Member of Madhya Pradesh Legislative Assembly
- Incumbent
- Assumed office 2018
- Preceded by: Pratap Singh
- Constituency: Jabera

Personal details
- Party: Bharatiya Janata Party
- Profession: Politician

= Dharmendra Singh Lodhi =

Indian politician

Dharmendra Bhav Singh Lodhi is an Indian politician from Madhya Pradesh. He is a two time elected Member of the Madhya Pradesh Legislative Assembly from 2018 and 2023, representing Jabera Assembly constituency as a Member of the Bharatiya Janata Party.

== Political career ==
In the 2018 Madhya Pradesh Legislative Assembly election, Lodhi contested from the Jabera Assembly constituency on a Bharatiya Janata Party ticket. He faced Indian National Congress candidate Pratap Singh and won by a narrow margin of 3,485 votes, securing a total of 48,901 votes, while Singh received 45,416 votes.

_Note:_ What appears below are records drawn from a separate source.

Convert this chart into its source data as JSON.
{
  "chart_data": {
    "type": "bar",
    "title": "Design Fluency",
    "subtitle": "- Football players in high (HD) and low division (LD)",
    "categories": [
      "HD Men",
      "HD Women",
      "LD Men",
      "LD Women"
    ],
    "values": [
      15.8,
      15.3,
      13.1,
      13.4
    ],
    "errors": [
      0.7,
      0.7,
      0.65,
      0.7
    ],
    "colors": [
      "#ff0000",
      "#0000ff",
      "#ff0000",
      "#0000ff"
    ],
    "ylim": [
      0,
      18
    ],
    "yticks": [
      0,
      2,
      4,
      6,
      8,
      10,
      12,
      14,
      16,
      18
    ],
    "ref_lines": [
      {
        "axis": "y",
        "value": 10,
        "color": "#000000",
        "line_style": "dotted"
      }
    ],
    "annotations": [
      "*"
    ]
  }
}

In the 2023 Madhya Pradesh Legislative Assembly election, both Lodhi and Singh contested again from their respective parties. Lodhi won the election with a significantly larger margin of 15,883 votes, receiving 72,249 votes. Pratap Singh, representing Congress, was second with 56,366 votes. Notably, Vinod Rai, the candidate from the Gondwana Ganatantra Party, came in third with 52,657 votes.